The proxy's error loop breaker triggers after 3 consecutive tool failures. This usually means:

  • The model is generating truncated output (file too large for one write_file)
  • The file doesn't exist where the model expects it

Fix: Try rephrasing your request to be more specific. For large files, ask for targeted edits rather than full rewrites.

V3 pipeline takes too long (5+ minutes)

V3 fires on T2 files (50+ lines with logic). If Phase 3 repair engages, it can take several minutes. This is normal for complex code generation.

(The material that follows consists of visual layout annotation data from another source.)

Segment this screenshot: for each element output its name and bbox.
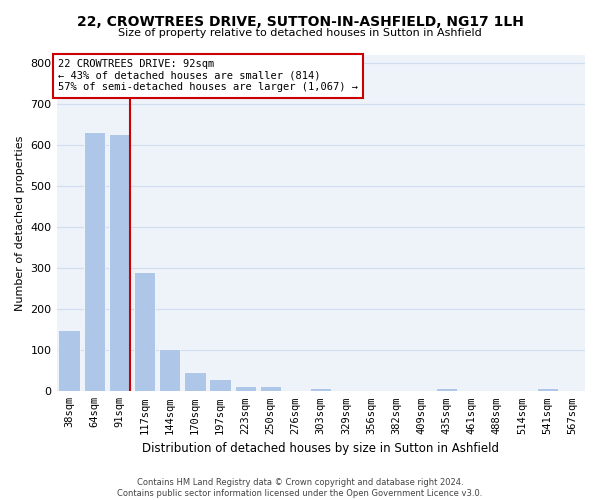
Text: 22 CROWTREES DRIVE: 92sqm
← 43% of detached houses are smaller (814)
57% of semi: 22 CROWTREES DRIVE: 92sqm ← 43% of detac… [58,59,358,92]
Bar [436,388,457,392]
Text: Contains HM Land Registry data © Crown copyright and database right 2024.
Contai: Contains HM Land Registry data © Crown c… [118,478,482,498]
Bar [134,272,155,392]
Y-axis label: Number of detached properties: Number of detached properties [15,136,25,311]
Bar [109,134,130,392]
Text: 22, CROWTREES DRIVE, SUTTON-IN-ASHFIELD, NG17 1LH: 22, CROWTREES DRIVE, SUTTON-IN-ASHFIELD,… [77,15,523,29]
Bar [536,388,558,392]
Bar [260,386,281,392]
Bar [159,348,181,392]
Text: Size of property relative to detached houses in Sutton in Ashfield: Size of property relative to detached ho… [118,28,482,38]
Bar [209,379,231,392]
Bar [235,386,256,392]
Bar [310,388,331,392]
Bar [184,372,206,392]
X-axis label: Distribution of detached houses by size in Sutton in Ashfield: Distribution of detached houses by size … [142,442,499,455]
Bar [58,330,80,392]
Bar [83,132,105,392]
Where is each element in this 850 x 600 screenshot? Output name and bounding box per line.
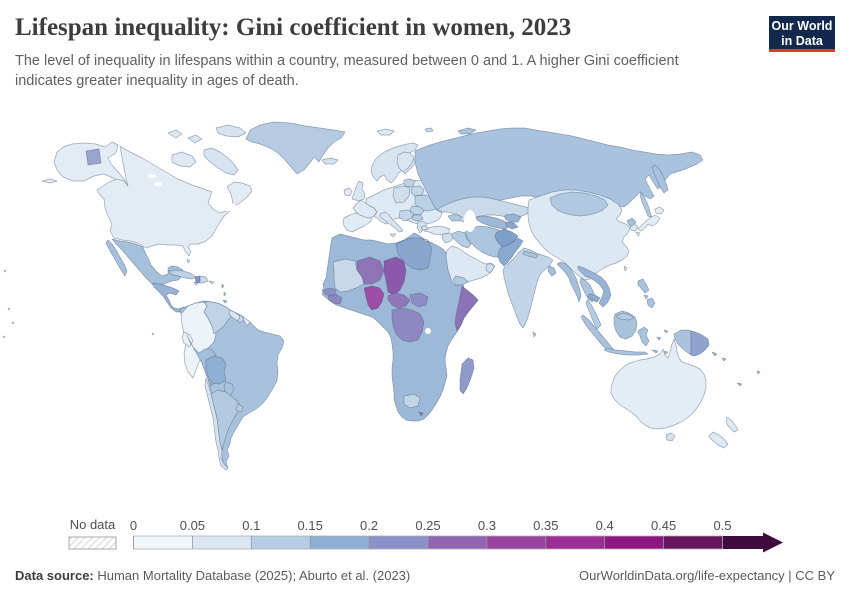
svg-text:0.4: 0.4 [596,518,614,533]
svg-text:0.5: 0.5 [713,518,731,533]
svg-text:0.2: 0.2 [360,518,378,533]
svg-text:0.05: 0.05 [180,518,205,533]
svg-text:0: 0 [130,518,137,533]
svg-text:0.15: 0.15 [298,518,323,533]
svg-text:0.25: 0.25 [415,518,440,533]
svg-text:0.45: 0.45 [651,518,676,533]
svg-text:0.35: 0.35 [533,518,558,533]
svg-text:0.3: 0.3 [478,518,496,533]
svg-text:0.1: 0.1 [242,518,260,533]
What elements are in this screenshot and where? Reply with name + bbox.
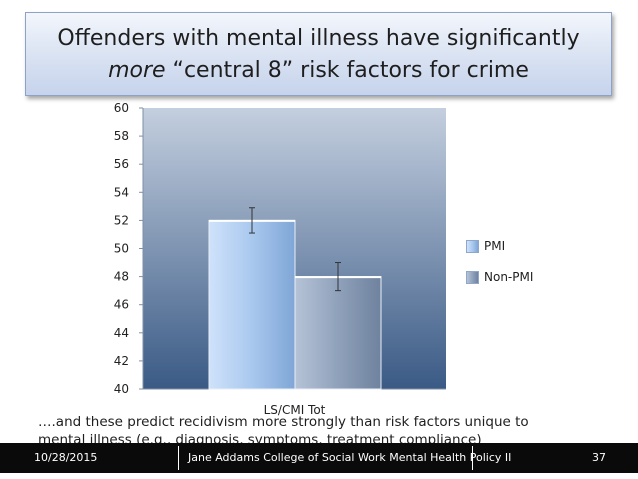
y-tick-label: 58 xyxy=(114,129,129,143)
footer-center-text: Jane Addams College of Social Work Menta… xyxy=(188,451,512,464)
chart-legend: PMI Non-PMI xyxy=(466,236,533,298)
footer-date: 10/28/2015 xyxy=(34,451,98,464)
legend-label-non-pmi: Non-PMI xyxy=(484,270,534,284)
y-tick-label: 44 xyxy=(114,326,129,340)
y-tick-label: 50 xyxy=(114,242,129,256)
y-tick-label: 54 xyxy=(114,185,129,199)
x-category-label: LS/CMI Tot xyxy=(264,403,326,417)
title-line-2: more “central 8” risk factors for crime xyxy=(26,55,611,87)
title-line-2-rest: “central 8” risk factors for crime xyxy=(165,58,529,83)
y-tick-label: 46 xyxy=(114,298,129,312)
legend-label-pmi: PMI xyxy=(484,239,506,253)
title-emphasis: more xyxy=(108,58,166,83)
y-tick-label: 48 xyxy=(114,270,129,284)
footer-page-number: 37 xyxy=(592,451,606,464)
footer-divider xyxy=(178,446,179,470)
y-tick-label: 56 xyxy=(114,157,129,171)
y-tick-label: 40 xyxy=(114,382,129,396)
slide-title: Offenders with mental illness have signi… xyxy=(25,12,612,96)
legend-swatch-pmi xyxy=(466,239,479,253)
y-tick-label: 42 xyxy=(114,354,129,368)
bar-chart: 40 42 44 46 48 50 52 54 56 58 60 LS/CMI Tot xyxy=(114,101,446,417)
bar-pmi xyxy=(208,219,296,390)
legend-swatch-non-pmi xyxy=(466,270,479,284)
title-line-1: Offenders with mental illness have signi… xyxy=(57,26,580,51)
y-tick-label: 52 xyxy=(114,213,129,227)
y-tick-label: 60 xyxy=(114,101,129,115)
slide-footer: 10/28/2015 Jane Addams College of Social… xyxy=(0,443,638,473)
bar-non-pmi xyxy=(294,276,382,390)
legend-item-pmi: PMI xyxy=(466,236,533,256)
legend-item-non-pmi: Non-PMI xyxy=(466,267,533,287)
footer-divider xyxy=(472,446,473,470)
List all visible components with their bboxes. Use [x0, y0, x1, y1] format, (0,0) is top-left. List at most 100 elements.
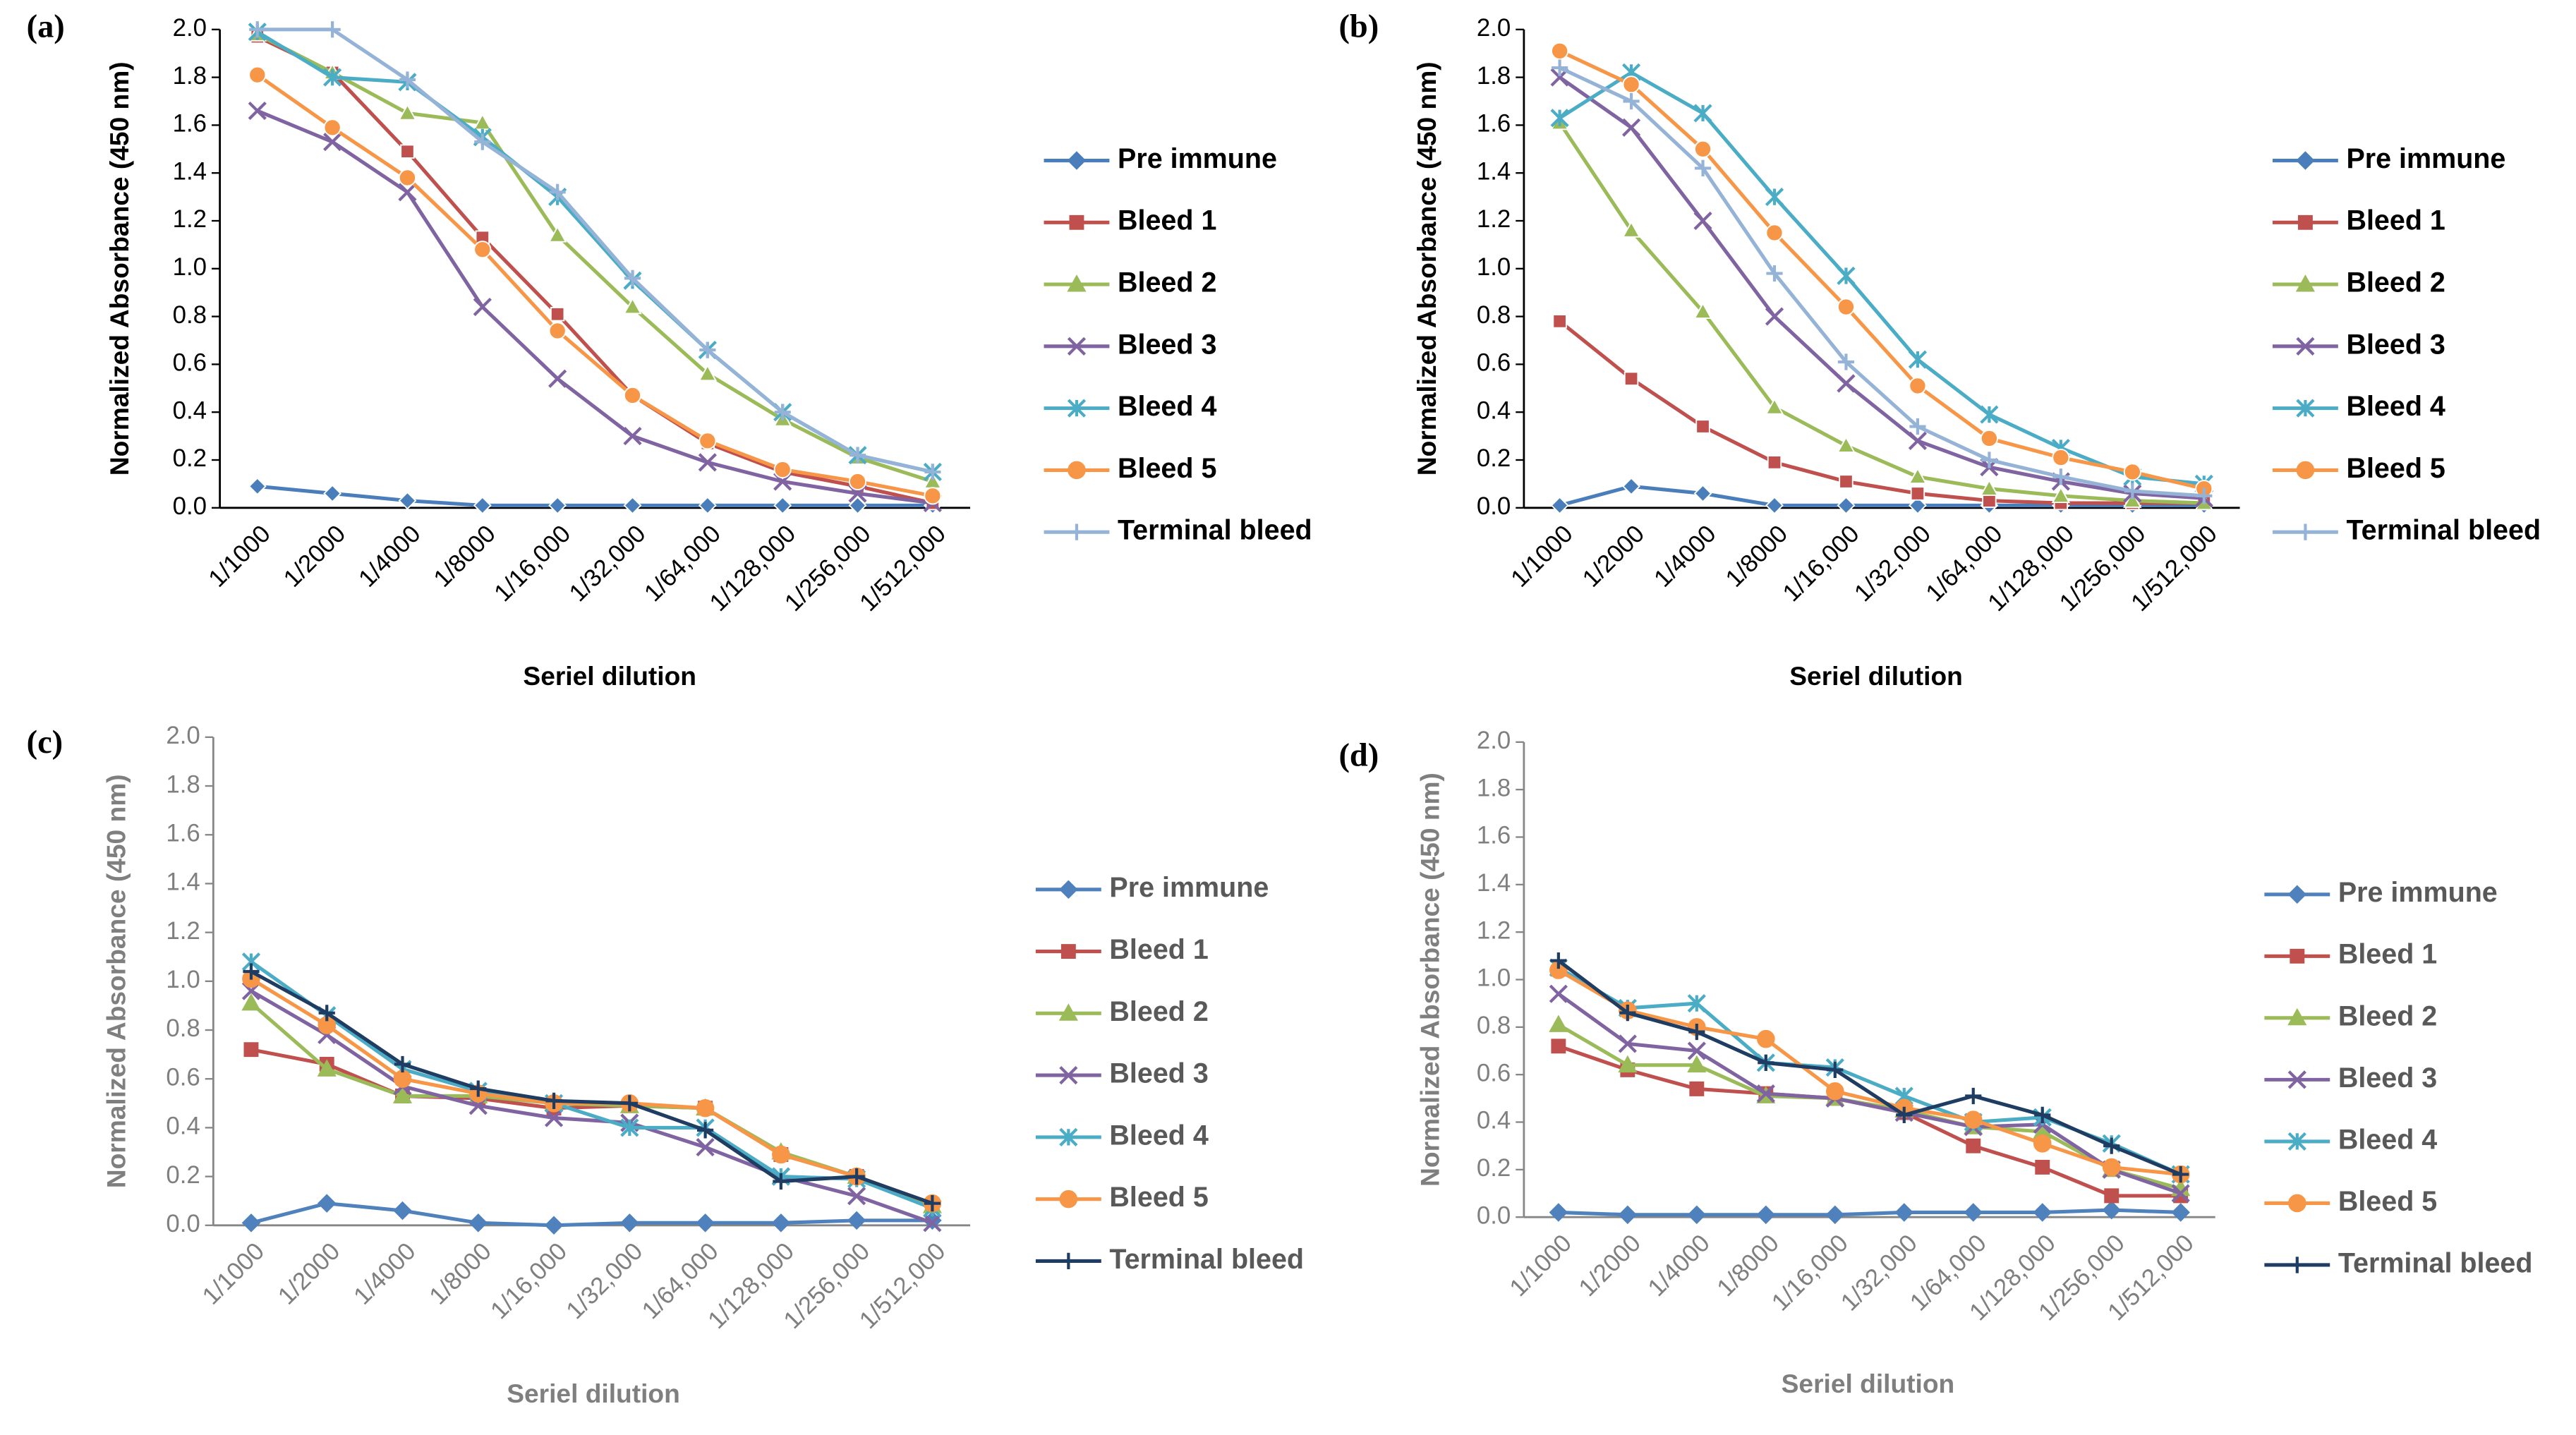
data-point	[243, 963, 260, 980]
data-point	[1837, 353, 1855, 370]
legend-marker	[2296, 337, 2315, 356]
data-point	[1693, 484, 1712, 503]
data-point	[2171, 1184, 2190, 1203]
series-line	[1557, 966, 2182, 1176]
data-point	[1765, 224, 1784, 242]
data-point	[1766, 265, 1783, 282]
data-point	[248, 101, 267, 121]
data-point	[1549, 961, 1568, 979]
data-point	[2033, 1134, 2052, 1153]
data-point	[698, 496, 717, 515]
data-point	[2124, 483, 2141, 499]
legend-label: Terminal bleed	[1109, 1244, 1304, 1275]
data-point	[399, 71, 416, 88]
data-point	[548, 322, 567, 340]
legend-label: Bleed 1	[1109, 934, 1208, 965]
data-point	[1549, 1015, 1568, 1032]
series-line	[1559, 66, 2204, 498]
data-point	[773, 1173, 790, 1190]
y-tick-label: 0.4	[1477, 396, 1511, 424]
y-tick-label: 0.6	[173, 349, 207, 377]
legend-marker	[1067, 274, 1087, 292]
legend-marker	[1068, 523, 1085, 540]
data-point	[1837, 298, 1855, 316]
data-point	[241, 993, 261, 1011]
y-tick-label: 0.8	[1477, 1012, 1511, 1039]
data-point	[544, 1216, 564, 1235]
y-tick-label: 0.2	[1477, 1154, 1511, 1182]
series-line	[256, 32, 933, 483]
data-point	[1550, 952, 1567, 969]
data-point	[398, 183, 417, 202]
data-point	[771, 1213, 791, 1233]
legend-label: Bleed 5	[1118, 453, 1216, 484]
legend-label: Bleed 2	[1109, 996, 1208, 1027]
data-point	[1550, 109, 1569, 128]
data-point	[1757, 1029, 1775, 1048]
legend-label: Bleed 4	[2346, 391, 2445, 422]
x-tick-label: 1/4000	[353, 520, 426, 593]
legend-label: Terminal bleed	[2346, 515, 2541, 546]
legend-label: Bleed 2	[1118, 267, 1216, 298]
x-tick-label: 1/2000	[1573, 1229, 1646, 1302]
data-point	[2104, 1188, 2120, 1204]
y-tick-label: 1.0	[1477, 253, 1511, 281]
series-line	[257, 28, 933, 474]
data-point	[2035, 1160, 2050, 1175]
legend-marker	[2296, 399, 2315, 418]
data-point	[393, 1201, 412, 1221]
data-point	[2196, 488, 2213, 504]
data-point	[1693, 302, 1712, 320]
data-point	[323, 484, 342, 503]
data-point	[773, 461, 792, 479]
data-point	[1767, 455, 1782, 470]
y-tick-label: 1.6	[1477, 822, 1511, 849]
data-point	[249, 21, 266, 38]
x-tick-label: 1/1000	[197, 1237, 270, 1310]
legend-label: Pre immune	[2338, 877, 2498, 908]
data-point	[1693, 211, 1712, 231]
series-line	[1558, 1208, 2181, 1217]
data-point	[1618, 1034, 1637, 1053]
data-point	[924, 1195, 941, 1212]
data-point	[392, 1086, 413, 1103]
legend-marker	[2288, 1194, 2306, 1213]
data-point	[393, 1070, 412, 1088]
data-point	[848, 473, 867, 490]
data-point	[1825, 1205, 1845, 1225]
y-tick-label: 0.2	[166, 1161, 200, 1189]
x-tick-label: 1/2000	[278, 520, 351, 593]
data-point	[2052, 449, 2070, 467]
series-line	[257, 484, 933, 507]
data-point	[548, 225, 567, 243]
x-axis-title: Seriel dilution	[1782, 1369, 1955, 1398]
legend-marker	[2290, 948, 2305, 964]
data-point	[1552, 314, 1567, 329]
data-point	[398, 103, 417, 121]
y-tick-label: 1.2	[173, 205, 207, 233]
x-tick-label: 1/32,000	[564, 520, 651, 607]
x-tick-label: 1/8000	[428, 520, 501, 593]
y-tick-label: 1.8	[1477, 774, 1511, 801]
x-axis-title: Seriel dilution	[1789, 661, 1963, 691]
y-tick-label: 1.6	[173, 110, 207, 138]
data-point	[1622, 75, 1640, 94]
data-point	[1765, 397, 1784, 415]
series-line	[250, 989, 933, 1225]
data-point	[2123, 491, 2142, 508]
data-point	[1839, 474, 1854, 489]
data-point	[545, 1092, 562, 1109]
data-point	[1694, 159, 1712, 177]
data-point	[1695, 419, 1710, 434]
data-point	[1621, 118, 1641, 137]
data-point	[548, 369, 567, 388]
legend-marker	[2289, 1257, 2306, 1273]
x-tick-label: 1/16,000	[1777, 520, 1864, 607]
x-tick-label: 1/2000	[1577, 520, 1650, 593]
y-tick-label: 2.0	[166, 722, 200, 749]
x-tick-label: 1/1000	[1506, 520, 1578, 593]
data-point	[323, 133, 342, 152]
y-axis-title: Normalized Absorbance (450 nm)	[1415, 773, 1445, 1187]
y-tick-label: 0.0	[166, 1210, 200, 1237]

If it's consistently slow:

  • Check GPU utilization with nvidia-smi — should be near 100% during generation
  • Ensure no other services are competing for GPU VRAM

Environment Variables

All ports and URLs are configurable:

Service URLs

Variable Default Used By Purpose
ATLAS_INFERENCE_URL http://localhost:8080 proxy, v3-service, Python CLI llama-server endpoint
ATLAS_RAG_URL http://localhost:8099 Python CLI Geometric Lens endpoint
ATLAS_LENS_URL http://localhost:8099 proxy, v3-service Geometric Lens endpoint
ATLAS_SANDBOX_URL http://localhost:30820 proxy, v3-service, Python CLI Sandbox endpoint
ATLAS_V3_URL http://localhost:8070 proxy V3 Pipeline endpoint

Service Configuration

Variable Default Purpose
ATLAS_MODEL_NAME Qwen3.5-9B-Q6_K Model identifier for API responses
ATLAS_MODEL_FILE Qwen3.5-9B-Q6_K.gguf GGUF filename in models directory
ATLAS_MODELS_DIR ./models Host path to model weights
ATLAS_CTX_SIZE 32768 Context window size (tokens)
ATLAS_AGENT_LOOP 1 Enable agent loop in proxy (1 = on)
ATLAS_PROXY_PORT 8090 Proxy listening port
ATLAS_V3_PORT 8070 V3 service listening port
ATLAS_LLAMA_PORT 8080 llama-server listening port
ATLAS_LENS_PORT 8099 Geometric Lens listening port
ATLAS_SANDBOX_PORT 30820 Sandbox host port
GEOMETRIC_LENS_ENABLED true Enable/disable Lens scoring

Bare Metal Only

Variable Default Purpose
ATLAS_LLAMA_BIN ~/llama-cpp-mtp/build/bin/llama-server Path to llama-server binary
ATLAS_MODEL_PATH ~/models/Qwen3.5-9B-Q6_K.gguf Full path to model file

Configuration Files

.aider.model.settings.yml

Controls how Aider interacts with the ATLAS proxy:

- name: openai/atlas
  edit_format: whole           # Aider sends full file content (not diffs)
  weak_model_name: openai/atlas # Use same model for all tasks
  use_repo_map: true           # Send repo structure to model
  send_undo_reply: true        # Notify model when user undoes changes
  examples_as_sys_msg: true    # Include examples in system prompt
  extra_params:
    max_tokens: 32768          # Match llama-server context window
    temperature: 0.3           # Low temp for deterministic output
  cache_control: false         # No Anthropic-style caching
  caches_by_default: false
  streaming: true              # Enable SSE streaming
  reminder: sys                # Put reminders in system prompt

.aider.model.metadata.json

Tells Aider the model's token limits and cost (local = free):

{
  "openai/atlas": {
    "max_tokens": 32768,         // Max output tokens
    "max_input_tokens": 32768,   // Max input context
    "max_output_tokens": 32768,  // Max generation length
    "input_cost_per_token": 0,   // Free (local inference)
    "output_cost_per_token": 0,
    "litellm_provider": "openai",// OpenAI-compatible API
    "mode": "chat"               // Chat completion mode
  }
}

Both files are included in the repo and referenced by the launcher via --model-settings-file and --model-metadata-file.